Perhaps the biggest reason for the rapid change in the adhesives business is the Environmental Protection Agency's push to eliminate volatile organic compounds (VOCs). Due to these restrictions, the raw materials used as the basis for today's adhesives are very different from those of a decade ago. The converting industry is extremely broad, encompassing many different applications and processing a myriad of materials. And because there is no universal "one-size-fits-all" adhesive, the race is on to formulate a product that will at least equal the performance of these restricted solvent-based adhesives. "The most important thing that happened to the adhesives industry was the EPA forcing converters away from solvent-based adhesives toward the development of waterborne, hot melt, and hybrid systems," says Bill Klein, president of BFI, Springfield, OH, and author of the book They Built an Industry, the history of the pressure-sensitive label industry.

"Despite 15 years of development [of alternate systems], there are still a lot of solvent-based adhesives in use today in producing laminate for flexible packaging, probably more than all the others combined," adds Bart Twomey, business director for North America of Novacote International, Naperville, IL. According to Twomey, one of the reasons for this slow adoption is that water-based adhesives remain difficult to use. The debate between solvent- and water-based adhesives boils down to a question of reliability and batch-to-batch consistency. Solvent systems have been around since 1960 and have become very reliable and very consistent. Water-based adhesives have been around for a much shorter period of time, and the improvement in performance is ongoing. "Today's water-based adhesives can do half the jobs that solvent-based adhesives have been traditionally used for, and every year they can do a little bit more," says Twomey. "I would say that in five years there will only be a few limited applications where water-based adhesives cannot be used."

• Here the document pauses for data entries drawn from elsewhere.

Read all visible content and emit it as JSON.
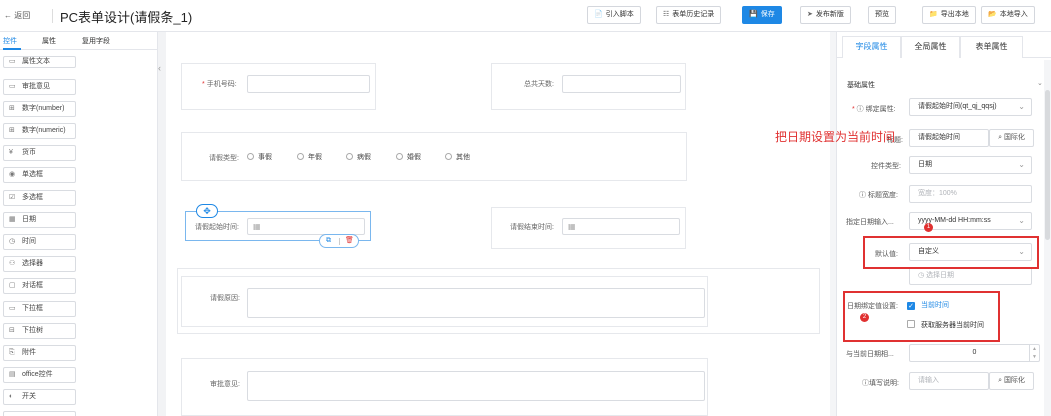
{
  "header": {
    "back_label": "← 返回",
    "title": "PC表单设计(请假条_1)",
    "buttons": [
      {
        "icon": "📄",
        "label": "引入脚本"
      },
      {
        "icon": "☷",
        "label": "表单历史记录"
      },
      {
        "icon": "💾",
        "label": "保存"
      },
      {
        "icon": "➤",
        "label": "发布新版"
      },
      {
        "icon": "",
        "label": "预览"
      },
      {
        "icon": "📁",
        "label": "导出本地"
      },
      {
        "icon": "📂",
        "label": "本地导入"
      }
    ]
  },
  "left_panel": {
    "tabs": [
      "控件",
      "属性",
      "复用字段"
    ],
    "items": [
      {
        "icon": "▭",
        "label": "属性文本"
      },
      {
        "icon": "▭",
        "label": "审批意见"
      },
      {
        "icon": "⊞",
        "label": "数字(number)"
      },
      {
        "icon": "⊞",
        "label": "数字(numeric)"
      },
      {
        "icon": "¥",
        "label": "货币"
      },
      {
        "icon": "◉",
        "label": "单选框"
      },
      {
        "icon": "☑",
        "label": "多选框"
      },
      {
        "icon": "▦",
        "label": "日期"
      },
      {
        "icon": "◷",
        "label": "时间"
      },
      {
        "icon": "⚇",
        "label": "选择器"
      },
      {
        "icon": "▢",
        "label": "对话框"
      },
      {
        "icon": "▭",
        "label": "下拉框"
      },
      {
        "icon": "⊟",
        "label": "下拉树"
      },
      {
        "icon": "⎘",
        "label": "附件"
      },
      {
        "icon": "▤",
        "label": "office控件"
      },
      {
        "icon": "◐",
        "label": "开关"
      }
    ]
  },
  "form": {
    "phone_label": "手机号码:",
    "total_days_label": "总共天数:",
    "leave_type_label": "请假类型:",
    "leave_type_options": [
      "事假",
      "年假",
      "病假",
      "婚假",
      "其他"
    ],
    "start_time_label": "请假起始时间:",
    "end_time_label": "请假结束时间:",
    "reason_label": "请假原因:",
    "approval_label": "审批意见:"
  },
  "right_panel": {
    "tabs": [
      "字段属性",
      "全局属性",
      "表单属性"
    ],
    "section_title": "基础属性",
    "rows": {
      "bind_attr_label": "绑定属性:",
      "bind_attr_value": "请假起始时间(qt_qj_qqsj)",
      "title_label": "标题:",
      "title_value": "请假起始时间",
      "i18n_button": "国际化",
      "control_type_label": "控件类型:",
      "control_type_value": "日期",
      "title_width_label": "标题宽度:",
      "title_width_placeholder": "宽度：100%",
      "date_format_label": "指定日期输入...",
      "date_format_value": "yyyy-MM-dd HH:mm:ss",
      "default_value_label": "默认值:",
      "default_value_value": "自定义",
      "date_picker_placeholder": "选择日期",
      "date_bind_label": "日期绑定值设置:",
      "current_time_label": "当前时间",
      "server_time_label": "获取服务器当前时间",
      "relative_label": "与当前日期相...",
      "relative_value": "0",
      "fill_desc_label": "填写说明:",
      "fill_desc_placeholder": "请输入",
      "fill_desc_i18n": "国际化"
    }
  },
  "annotation": {
    "note": "把日期设置为当前时间",
    "marker1": "1",
    "marker2": "2"
  },
  "colors": {
    "primary": "#1e88e5",
    "annotation_red": "#e03131"
  }
}
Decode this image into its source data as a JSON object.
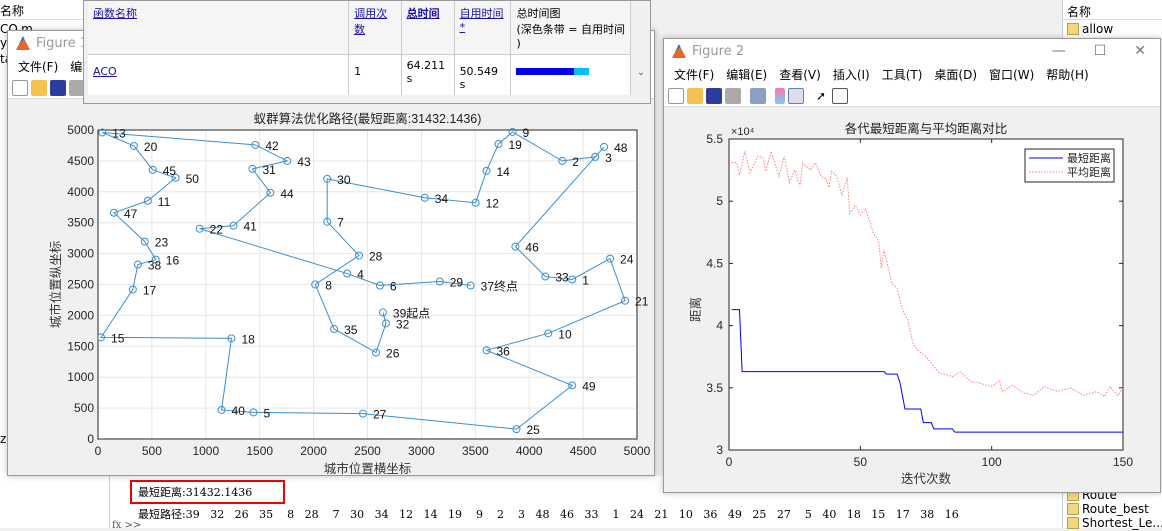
{
  "left_panel": {
    "header": "名称",
    "items": [
      "CO.m",
      "y:",
      "ta"
    ],
    "bottom_fragment": "zi"
  },
  "profiler": {
    "columns": [
      "函数名称",
      "调用次数",
      "总时间",
      "自用时间*",
      "总时间图",
      "(深色条带 = 自用时间",
      ")"
    ],
    "rows": [
      {
        "function": "ACO",
        "calls": "1",
        "total_time": "64.211 s",
        "self_time": "50.549 s",
        "self_fraction": 0.787
      }
    ],
    "bar_colors": {
      "self": "#0000ee",
      "total": "#00c0f0"
    }
  },
  "figure1": {
    "title": "Figure 1",
    "menu": [
      "文件(F)",
      "编辑"
    ],
    "chart": {
      "title": "蚁群算法优化路径(最短距离:31432.1436)",
      "xlabel": "城市位置横坐标",
      "ylabel": "城市位置纵坐标",
      "start_label": "起点",
      "end_label": "终点"
    }
  },
  "figure2": {
    "title": "Figure 2",
    "menu": [
      "文件(F)",
      "编辑(E)",
      "查看(V)",
      "插入(I)",
      "工具(T)",
      "桌面(D)",
      "窗口(W)",
      "帮助(H)"
    ],
    "chart": {
      "title": "各代最短距离与平均距离对比",
      "xlabel": "迭代次数",
      "ylabel": "距离",
      "exponent": "×10⁴",
      "legend": [
        "最短距离",
        "平均距离"
      ]
    }
  },
  "command_window": {
    "shortest_distance": "最短距离:31432.1436",
    "shortest_route": "最短路径:39   32   26   35    8   28    7   30   34   12   14   19    9    2    3   48   46   33    1   24   21   10   36   49   25   27    5   40   18   15   17   38   16",
    "prompt": "fx >>"
  },
  "workspace": {
    "header": "名称",
    "items": [
      "allow",
      "Route",
      "Route_best",
      "Shortest_Le..."
    ]
  },
  "chart_data": [
    {
      "type": "scatter",
      "title": "蚁群算法优化路径(最短距离:31432.1436)",
      "xlabel": "城市位置横坐标",
      "ylabel": "城市位置纵坐标",
      "xlim": [
        0,
        5000
      ],
      "ylim": [
        0,
        5000
      ],
      "xticks": [
        0,
        500,
        1000,
        1500,
        2000,
        2500,
        3000,
        3500,
        4000,
        4500,
        5000
      ],
      "yticks": [
        0,
        500,
        1000,
        1500,
        2000,
        2500,
        3000,
        3500,
        4000,
        4500,
        5000
      ],
      "grid": true,
      "color": "#3a8fd0",
      "cities": {
        "1": [
          4399,
          2581
        ],
        "2": [
          4307,
          4500
        ],
        "3": [
          4612,
          4565
        ],
        "4": [
          2311,
          2677
        ],
        "5": [
          1442,
          430
        ],
        "6": [
          2615,
          2484
        ],
        "7": [
          2126,
          3516
        ],
        "8": [
          2015,
          2500
        ],
        "9": [
          3845,
          4968
        ],
        "10": [
          4177,
          1710
        ],
        "11": [
          462,
          3855
        ],
        "12": [
          3503,
          3823
        ],
        "13": [
          40,
          4960
        ],
        "14": [
          3604,
          4339
        ],
        "15": [
          28,
          1645
        ],
        "16": [
          536,
          2903
        ],
        "17": [
          323,
          2419
        ],
        "18": [
          1238,
          1629
        ],
        "19": [
          3715,
          4774
        ],
        "20": [
          333,
          4742
        ],
        "21": [
          4889,
          2238
        ],
        "22": [
          943,
          3403
        ],
        "23": [
          434,
          3194
        ],
        "24": [
          4750,
          2919
        ],
        "25": [
          3882,
          160
        ],
        "26": [
          2579,
          1399
        ],
        "27": [
          2458,
          410
        ],
        "28": [
          2421,
          2968
        ],
        "29": [
          3170,
          2548
        ],
        "30": [
          2126,
          4210
        ],
        "31": [
          1433,
          4371
        ],
        "32": [
          2671,
          1870
        ],
        "33": [
          4150,
          2629
        ],
        "34": [
          3031,
          3903
        ],
        "35": [
          2190,
          1780
        ],
        "36": [
          3604,
          1435
        ],
        "37": [
          3457,
          2484
        ],
        "38": [
          370,
          2823
        ],
        "39": [
          2643,
          2048
        ],
        "40": [
          1146,
          470
        ],
        "41": [
          1257,
          3452
        ],
        "42": [
          1460,
          4758
        ],
        "43": [
          1756,
          4500
        ],
        "44": [
          1599,
          3984
        ],
        "45": [
          508,
          4355
        ],
        "46": [
          3872,
          3113
        ],
        "47": [
          148,
          3661
        ],
        "48": [
          4695,
          4726
        ],
        "49": [
          4399,
          867
        ],
        "50": [
          720,
          4226
        ]
      },
      "route": [
        39,
        32,
        26,
        35,
        8,
        28,
        7,
        30,
        34,
        12,
        14,
        19,
        9,
        2,
        3,
        48,
        46,
        33,
        1,
        24,
        21,
        10,
        36,
        49,
        25,
        27,
        5,
        40,
        18,
        15,
        17,
        38,
        16,
        23,
        47,
        11,
        50,
        45,
        20,
        13,
        42,
        43,
        31,
        44,
        41,
        22,
        4,
        6,
        29,
        37
      ],
      "start": 39,
      "end": 37
    },
    {
      "type": "line",
      "title": "各代最短距离与平均距离对比",
      "xlabel": "迭代次数",
      "ylabel": "距离",
      "xlim": [
        0,
        150
      ],
      "ylim": [
        30000,
        55000
      ],
      "xticks": [
        0,
        50,
        100,
        150
      ],
      "yticks": [
        3,
        3.5,
        4,
        4.5,
        5,
        5.5
      ],
      "y_multiplier": "×10⁴",
      "legend_position": "top-right",
      "grid": false,
      "series": [
        {
          "name": "最短距离",
          "color": "#0000ff",
          "style": "solid",
          "x": [
            1,
            4,
            5,
            59,
            60,
            64,
            65,
            67,
            73,
            74,
            77,
            78,
            85,
            86,
            150
          ],
          "y": [
            41280,
            41280,
            36300,
            36300,
            36100,
            36100,
            35500,
            33300,
            33300,
            32200,
            32200,
            31700,
            31700,
            31432,
            31432
          ]
        },
        {
          "name": "平均距离",
          "color": "#ff8080",
          "style": "dotted",
          "x": [
            1,
            3,
            4,
            6,
            8,
            11,
            13,
            14,
            16,
            19,
            21,
            23,
            25,
            27,
            28,
            31,
            33,
            35,
            37,
            38,
            39,
            41,
            43,
            45,
            46,
            48,
            50,
            52,
            55,
            57,
            58,
            59,
            62,
            64,
            66,
            68,
            70,
            72,
            75,
            78,
            80,
            85,
            88,
            92,
            95,
            100,
            103,
            104,
            108,
            112,
            116,
            120,
            125,
            130,
            135,
            140,
            143,
            145,
            148,
            150
          ],
          "y": [
            53100,
            53100,
            52100,
            54000,
            52300,
            53600,
            53500,
            52400,
            54000,
            52000,
            53600,
            51500,
            52500,
            51200,
            53100,
            52500,
            53100,
            52000,
            51800,
            51100,
            52400,
            52000,
            50500,
            51900,
            49000,
            49700,
            48900,
            49400,
            47400,
            46800,
            44600,
            46100,
            43400,
            43000,
            41300,
            40500,
            38600,
            38000,
            37500,
            36700,
            36200,
            35900,
            36300,
            35500,
            35400,
            35100,
            35600,
            34700,
            35200,
            34600,
            34400,
            35100,
            34700,
            35000,
            34400,
            34700,
            34300,
            35100,
            34400,
            35000
          ]
        }
      ]
    }
  ]
}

Twomey explains that solventless or 100% nonvolatile laminating adhesives offer converters great flexibility, but when these are hot applied there is a limit to the temperatures the substrate can be exposed to. Polyethylene stretches at temperatures above 120 deg F, and, with a material such as oriented polypropylene, you start to get significant shrinkage at 160 deg F. With today's warm-applied systems, developed three to four years ago, the application temperatures are a mild 130 to 140 deg F, there is a 20-minute window in case of machine stoppage, and there is improved green bond. "The warm-applied, solvent-free system offers the greatest versatility," says Twomey. "We've run these things at 300 meters per minute or more, and the limitation is the mechanical capability of the machine."

UV is Coming

"The adhesive application system that holds the greatest promise is ultraviolet and radiation-cured, because application and cure are done in-line at high speeds," says Dick Muny, president of Chemsultants, Mentor, OH.

Muny's company has spent ten years developing alternate environmentally friendly products for the converting industry that are not just adhesives but paper, film, and foil constructions.

According to Muny, one of the major innovations of the past decade is testing. "In the old days the marketplace itself was the testing lab. They made something, sent it out, and if it stayed sold, they had a success. Today, sophisticated testing has made it possible to predict performance before ever releasing an adhesive into the field, so the batting average with new products has gone from 75 percent in the old days to a 95 percent success rate today."

Twomey doesn't see a revolutionary adhesive product on the horizon; what he does see is improvement and refinement of what already exists. "I think solvent-based adhesives are going to be with us for at least another 15 years but with a declining share of the market. You might see solvent-based adhesives taking 5 percent of the market instead of the 50 to 60 percent today," says Twomey. Muni says the adhesive is usually the cheapest part of the construction, between 1 and 4% of raw material cost, but can cause the most expensive failure. That is why the research into the chemistry of adhesives continues at a relentless pace.